Fu tradotta in italiano nel 2004, dal piccolo editore romano Irradiazioni, la raccolta di saggi L’umore, l’onore, l’orrore del sinologo fiammingo Simon Leys (pseudonimo di Pierre Ryckmans), rievocato dal New Yorker per un’acuta affermazione: la civiltà cinese, a differenza di quella occidentale o indiana, spicca per la monumentale assenza fisica del passato, salvo rarissime vestigia. La ragione, secondo Leys, è che ha affidato la trasmissione spirituale della propria civiltà alla parola scritta, alla carta, alla calligrafia. Fino al paradosso borgesiano che si potrebbe risparmiare a un monumento lo stato preliminare dell’esistenza reale per «passare direttamente alla condizione dell’esistenza letteraria. Che differenza c’è tra un giardino famoso che non esiste più e uno che non è mai esistito, dal momento che entrambi in fin dei conti esisteranno per i posteri solo grazie alla scrittura?». Quest’atteggiamento spiega tra l’altro la scarsa affezione per le “pietre”, e la loro sostituibilità con i grattacieli, purché siano state salvate in un’opera letteraria, su un rotolo, in un adagio popolare. E spiega la commistione dei draghi e delle fenici con bufali, tigri e scimmie: una volta effigiati, raccontati, calligrafati, nella storia o nelle storie, quei mitici animali non esistono meno degli altri. Senza contare gli irrinunciabili riferimenti di cui sono oggetto, da quelli idiomatici alle citazioni colte delle poesie T’ang e dei classici confuciani, che alimentano tutti la linfa della lingua (o, se è lecito citare ancora il vecchio maestro oxoniano Max Müller, il «genio del linguaggio»).
Sicché tutto questo motiva, alla fine, l’importanza di ogni carattere ideografico, che è lo strumento con cui le cose esistono o scompaiono. Perciò abolire i chicchi di riso dentro il qì certamente favorisce la scolarizzazione, ma si mangia una fetta di realtà. È ben più di un vocabolo caduto in disuso in una qualsiasi lingua alfabetica: è la fine di una psicostruttura che contempla per un cinese acculturato, secondo il sinologo Jerry Norman, una conoscenza compresa fra i 3.500 e i 4.000 caratteri su un totale di 6.000 d’impiego più o meno corrente. Senza considerare il vulnus alla bellezza dell’arte calligrafica, che perciò si serve ancora spesso, anche a Pechino, dei caratteri tradizionali.

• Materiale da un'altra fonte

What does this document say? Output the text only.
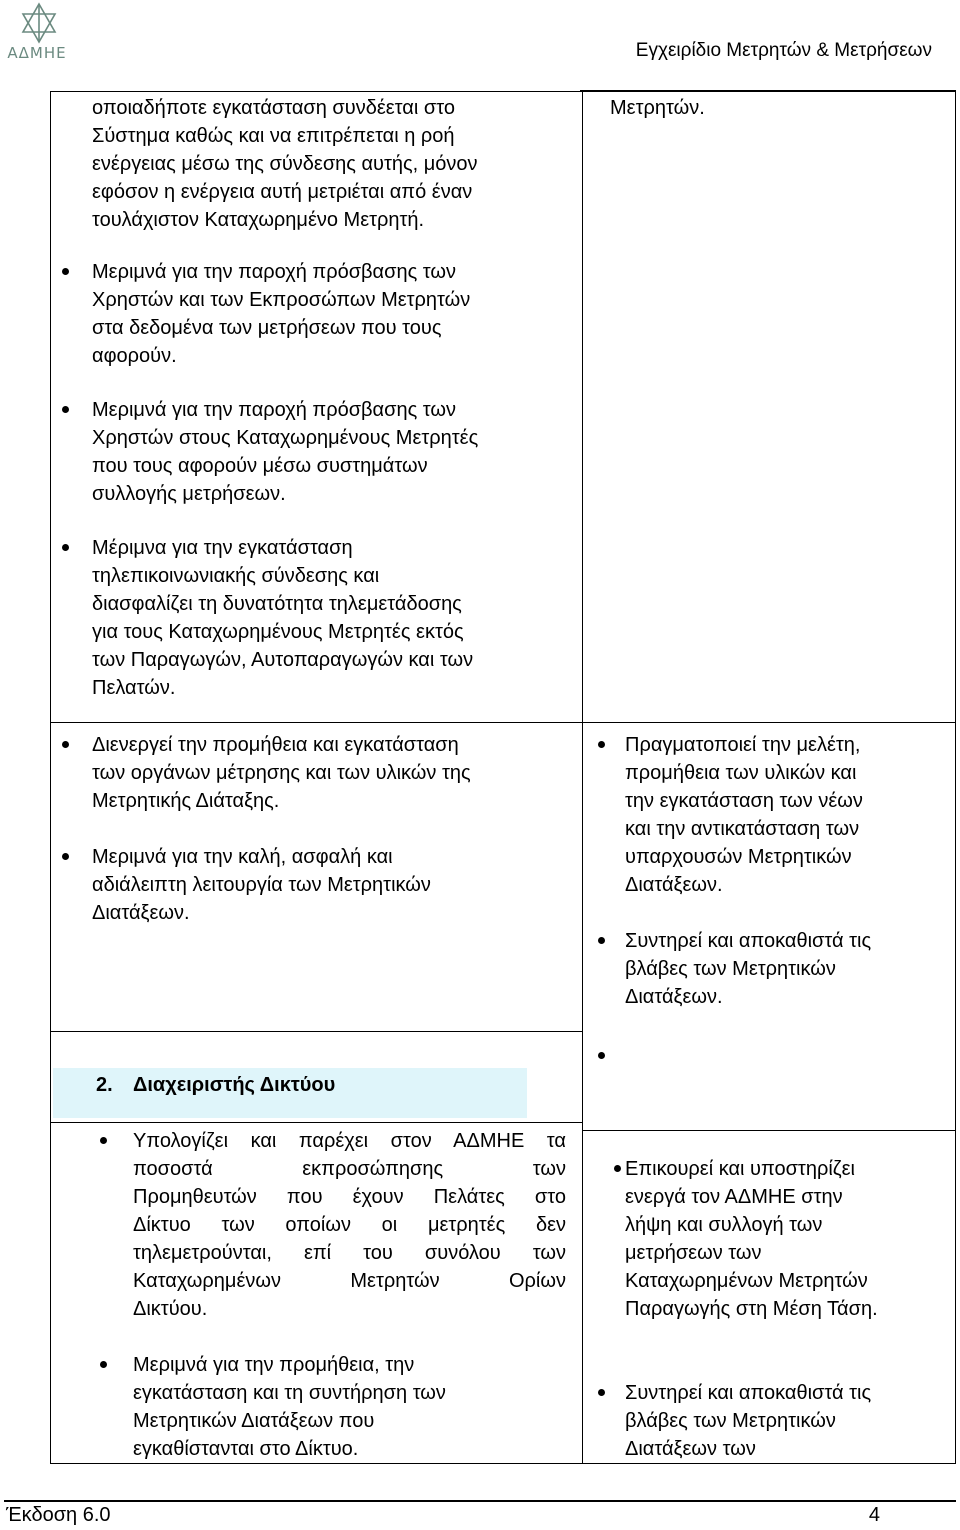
ΑΔΜΗΕ	Εγχειρίδιο Μετρητών & Μετρήσεων
2. Διαχειριστής Δικτύου
Έκδοση 6.0	4
οποιαδήποτε εγκατάσταση συνδέεται στο
Σύστημα καθώς και να επιτρέπεται η ροή
ενέργειας μέσω της σύνδεσης αυτής, μόνον
εφόσον η ενέργεια αυτή μετριέται από έναν
τουλάχιστον Καταχωρημένο Μετρητή.
Μεριμνά για την παροχή πρόσβασης των
Χρηστών και των Εκπροσώπων Μετρητών
στα δεδομένα των μετρήσεων που τους
αφορούν.
Μεριμνά για την παροχή πρόσβασης των
Χρηστών στους Καταχωρημένους Μετρητές
που τους αφορούν μέσω συστημάτων
συλλογής μετρήσεων.
Μέριμνα για την εγκατάσταση
τηλεπικοινωνιακής σύνδεσης και
διασφαλίζει τη δυνατότητα τηλεμετάδοσης
για τους Καταχωρημένους Μετρητές εκτός
των Παραγωγών, Αυτοπαραγωγών και των
Πελατών.
Μετρητών.
Διενεργεί την προμήθεια και εγκατάσταση
των οργάνων μέτρησης και των υλικών της
Μετρητικής Διάταξης.
Μεριμνά για την καλή, ασφαλή και
αδιάλειπτη λειτουργία των Μετρητικών
Διατάξεων.
Πραγματοποιεί την μελέτη,
προμήθεια των υλικών και
την εγκατάσταση των νέων
και την αντικατάσταση των
υπαρχουσών Μετρητικών
Διατάξεων.
Συντηρεί και αποκαθιστά τις
βλάβες των Μετρητικών
Διατάξεων.
Υπολογίζει και παρέχει στον ΑΔΜΗΕ τα
ποσοστά εκπροσώπησης των
Προμηθευτών που έχουν Πελάτες στο
Δίκτυο των οποίων οι μετρητές δεν
τηλεμετρούνται, επί του συνόλου των
Καταχωρημένων Μετρητών Ορίων
Δικτύου.
Μεριμνά για την προμήθεια, την
εγκατάσταση και τη συντήρηση των
Μετρητικών Διατάξεων που
εγκαθίστανται στο Δίκτυο.
Επικουρεί και υποστηρίζει
ενεργά τον ΑΔΜΗΕ στην
λήψη και συλλογή των
μετρήσεων των
Καταχωρημένων Μετρητών
Παραγωγής στη Μέση Τάση.
Συντηρεί και αποκαθιστά τις
βλάβες των Μετρητικών
Διατάξεων των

Mao Zedong lo sapeva bene quando pubblicò le sue poesie che ricalcavano, in caratteri classici, lo stile degli antichi modelli. Scoraggiò però i giovani dall’emulazione di queste «erronee tendenze» foriere – ma per loro – di «influenza negativa». Come recita il proverbio latino: quod licet Iovi, non licet bovi (ovvero, io so’ io...).